GFOTY au Botanique (15/01/2020)

Vendredi, au Witloof du Botanique, j’ai été voir surtout, entendre parfois (pas toujours lié, vous le verrez) GFOTY. Puis après, il m’a fallu digérer l’expérience, essayer vainement de comprendre à quoi j’avais assisté. Savoir si j’ai aimé ou pas aimé est une question déplacée.

Quand j’arrive à l’heure de la première partie assurée par Daisy Mortem, le Witloof comporte bien plus de colonnes que d’humain.e.s. Alors pendant une vingtaine de minutes rien ne se passe. Petit à petit arrivent quelques vingtenaires. Iels sont toustes très élégant.e.s dans leurs beaux vêtements. Iels sont aussi pour la plupart de dignes représentant.e.s d’une génération habilement et joyeusement gender fluid.

À 20h20, les deux comparses de Daisy Mortem arrivent. Le chanteur est maquillé comme un Pierrot/Dracula. Il chante à genoux, mysticisme d’épouvante et queer sur instrus électros martiales à tendance technoïde. Ça donne presque envie de danser. Mais on ne sait pas trop comment. Il hurle, il saute, il éructe, il se donne comme un saint qui aurait abusé de poppers. Il simule des actes sexuels. Ça remue comme au fond d’une backroom rigolote pour rire autant que jouir ou avoir peur. On ne saisit pas toujours le sens des paroles, on comprend que ça évoque le sexe, les vampires et la liberté d’être qui on veut, de se faire sucer le sang ou autre chose par qui on veut. Après une demi-heure ça se finit en apocalypse. On se dit qu’à minuit, dans un bouge interlope, ça aurait certainement eu plus de gueule encore.
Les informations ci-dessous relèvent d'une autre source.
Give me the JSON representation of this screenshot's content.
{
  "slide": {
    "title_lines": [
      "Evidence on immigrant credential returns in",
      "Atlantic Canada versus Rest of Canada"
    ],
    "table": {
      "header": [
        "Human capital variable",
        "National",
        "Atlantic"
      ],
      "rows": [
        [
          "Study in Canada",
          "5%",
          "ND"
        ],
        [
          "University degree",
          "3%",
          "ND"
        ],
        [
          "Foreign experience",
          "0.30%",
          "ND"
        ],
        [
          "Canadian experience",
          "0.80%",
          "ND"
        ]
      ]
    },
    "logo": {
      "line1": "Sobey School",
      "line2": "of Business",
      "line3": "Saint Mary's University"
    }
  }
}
Puis arrive un DJ. Il balance de l’électro de fête foraine sous speed. Il comprend tellement mal le fonctionnement de ses CDJ qu’il manque rapidement de les faire cramer. L’ingé son vient rallumer et remettre de l’ordre dans tout ça. Lui s’en fout, il balance ses bras dans tous les sens. Son mix est tellement foutraque que ça devient presque amusant. Autour de moi, le Witloof est maintenant bien garni. Et ça danse. Mais une demi-heure de ces beats simplistes et abrutissants commence déjà à m’ennuyer. J’avais oublié mes pills.
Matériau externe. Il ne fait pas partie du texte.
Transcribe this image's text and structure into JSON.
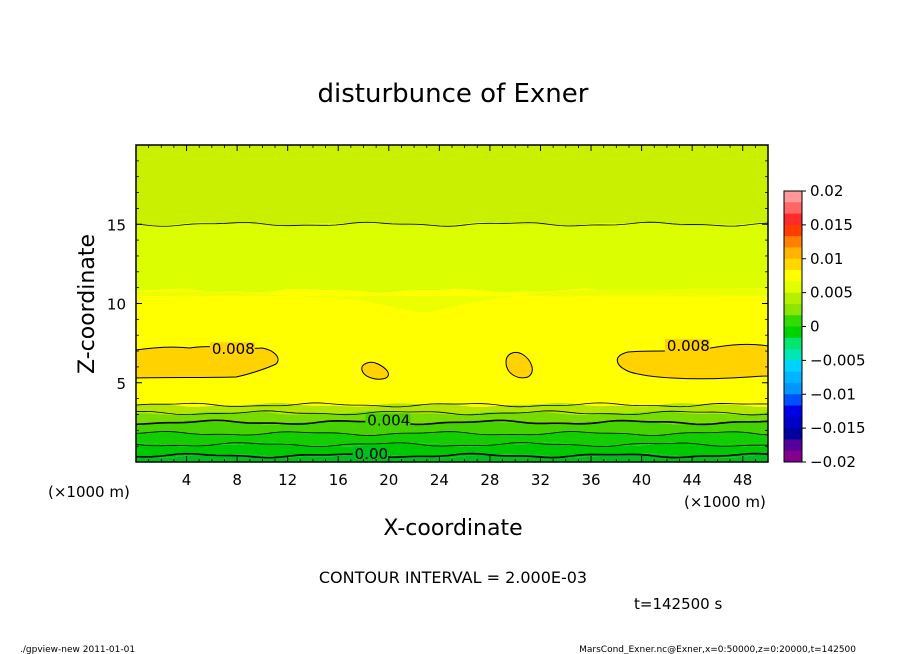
{
  "chart_data": {
    "type": "heatmap",
    "title": "disturbunce of Exner",
    "xlabel": "X-coordinate",
    "ylabel": "Z-coordinate",
    "x_unit": "(×1000 m)",
    "y_unit": "(×1000 m)",
    "xlim": [
      0,
      50
    ],
    "ylim": [
      0,
      20
    ],
    "x_ticks": [
      "4",
      "8",
      "12",
      "16",
      "20",
      "24",
      "28",
      "32",
      "36",
      "40",
      "44",
      "48"
    ],
    "y_ticks": [
      "5",
      "10",
      "15"
    ],
    "contour_interval_text": "CONTOUR INTERVAL = 2.000E-03",
    "time_text": "t=142500 s",
    "contour_labels": [
      {
        "text": "0.008",
        "x": 6,
        "z": 6.8
      },
      {
        "text": "0.008",
        "x": 42,
        "z": 7.0
      },
      {
        "text": "0.004",
        "x": 18.3,
        "z": 2.3
      },
      {
        "text": "0.00",
        "x": 17.3,
        "z": 0.2
      }
    ],
    "colorbar": {
      "labels": [
        "0.02",
        "0.015",
        "0.01",
        "0.005",
        "0",
        "−0.005",
        "−0.01",
        "−0.015",
        "−0.02"
      ],
      "colors": [
        "#ff9999",
        "#ff6666",
        "#ff2a2a",
        "#ff3d00",
        "#ff7f00",
        "#ffb400",
        "#ffd800",
        "#ffff00",
        "#e1ff00",
        "#b4f000",
        "#8ce600",
        "#32dc00",
        "#00d200",
        "#00e66e",
        "#00e6b4",
        "#00d2ff",
        "#00b4ff",
        "#0096ff",
        "#0050ff",
        "#0000e6",
        "#0000c8",
        "#0000a0",
        "#55009b",
        "#82008c"
      ]
    },
    "bands": [
      {
        "z_top": 20.0,
        "z_bot": 15.0,
        "color": "#c8f000"
      },
      {
        "z_top": 15.0,
        "z_bot": 10.8,
        "color": "#dcff00"
      },
      {
        "z_top": 10.8,
        "z_bot": 3.6,
        "color": "#ffff00"
      },
      {
        "z_top": 3.6,
        "z_bot": 3.1,
        "color": "#b4e600"
      },
      {
        "z_top": 3.1,
        "z_bot": 2.5,
        "color": "#78dc00"
      },
      {
        "z_top": 2.5,
        "z_bot": 1.8,
        "color": "#46d200"
      },
      {
        "z_top": 1.8,
        "z_bot": 1.1,
        "color": "#14cd00"
      },
      {
        "z_top": 1.1,
        "z_bot": 0.4,
        "color": "#00c800"
      },
      {
        "z_top": 0.4,
        "z_bot": 0.0,
        "color": "#00be1e"
      }
    ],
    "contour_lines_z": [
      15.0,
      3.6,
      3.1,
      2.5,
      1.8,
      1.1,
      0.4
    ]
  },
  "footer": {
    "left": "./gpview-new   2011-01-01",
    "right": "MarsCond_Exner.nc@Exner,x=0:50000,z=0:20000,t=142500"
  }
}
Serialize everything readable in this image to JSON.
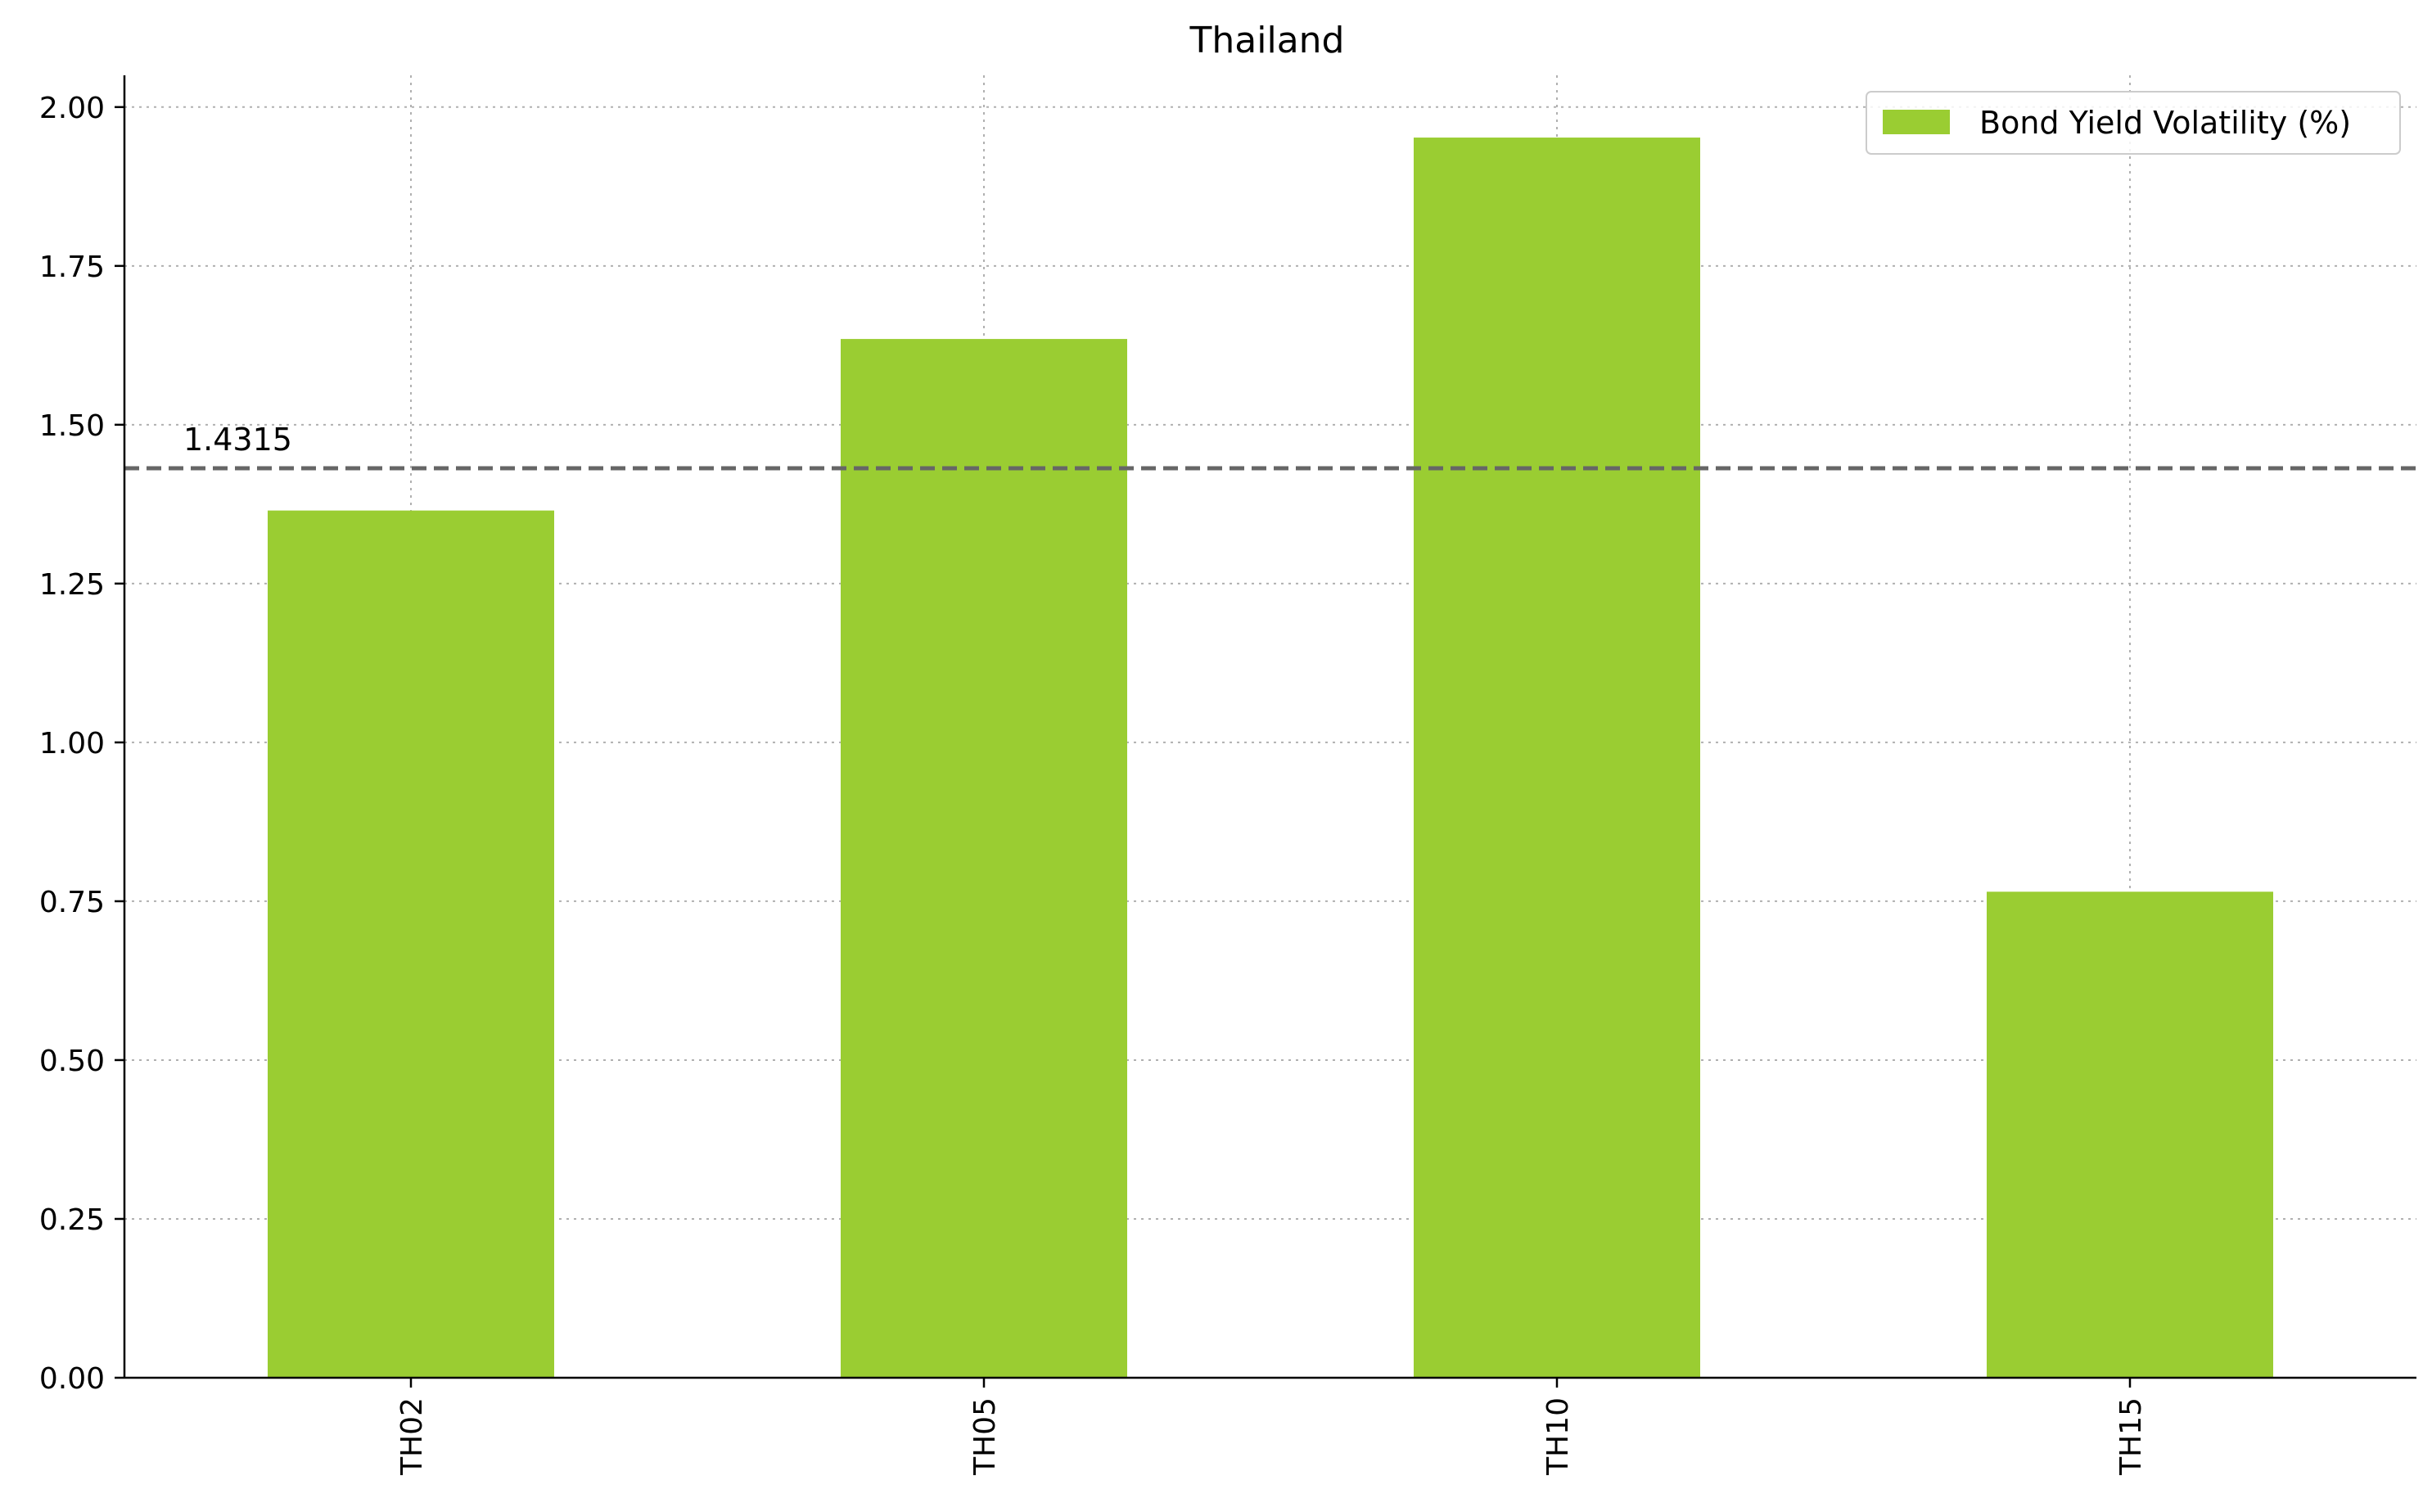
{
  "chart_data": {
    "type": "bar",
    "title": "Thailand",
    "xlabel": "",
    "ylabel": "",
    "categories": [
      "TH02",
      "TH05",
      "TH10",
      "TH15"
    ],
    "series": [
      {
        "name": "Bond Yield Volatility (%)",
        "values": [
          1.365,
          1.635,
          1.952,
          0.765
        ]
      }
    ],
    "ylim": [
      0,
      2.05
    ],
    "yticks": [
      0.0,
      0.25,
      0.5,
      0.75,
      1.0,
      1.25,
      1.5,
      1.75,
      2.0
    ],
    "ytick_labels": [
      "0.00",
      "0.25",
      "0.50",
      "0.75",
      "1.00",
      "1.25",
      "1.50",
      "1.75",
      "2.00"
    ],
    "reference_line": {
      "value": 1.4315,
      "label": "1.4315",
      "style": "dashed",
      "color": "#666666"
    },
    "bar_color": "#9acd32",
    "grid": true,
    "legend_position": "top-right"
  }
}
Heureusement, GFOTY arrive. Guêpière et jarretelles sur bas savamment troués, le tout d’une blancheur virginale, doudoune grise et lunettes de soleil cloutées, je décris les vêtements de façon réaliste et j’ai l’impression qu’on va me dire que ça n’a aucun sens, que ce n’est pas cohérent. Mais la cohérence c’est fade.

Elle, danse, saute, crie par dessus sa voix. Ça ne ressemble à rien de connu. C’est festif, mais je n’ai pas le code pour y participer, pour saisir tout ce que je vois et ce que j’entends. Rien n’est en place, les basses disparaissent sans raison, la voix parfois aussi. Tout le monde a l’air de s’en foutre et se trémousse comme s’il était 4h du mat’ dans un club underground. Parfois elle nous scande son prénom pendant que ses morceaux continuent. Elle aime également beaucoup taper violemment ses pieds sur scène, ou chevaucher des partenaires imaginaires (parfois les deux en même temps).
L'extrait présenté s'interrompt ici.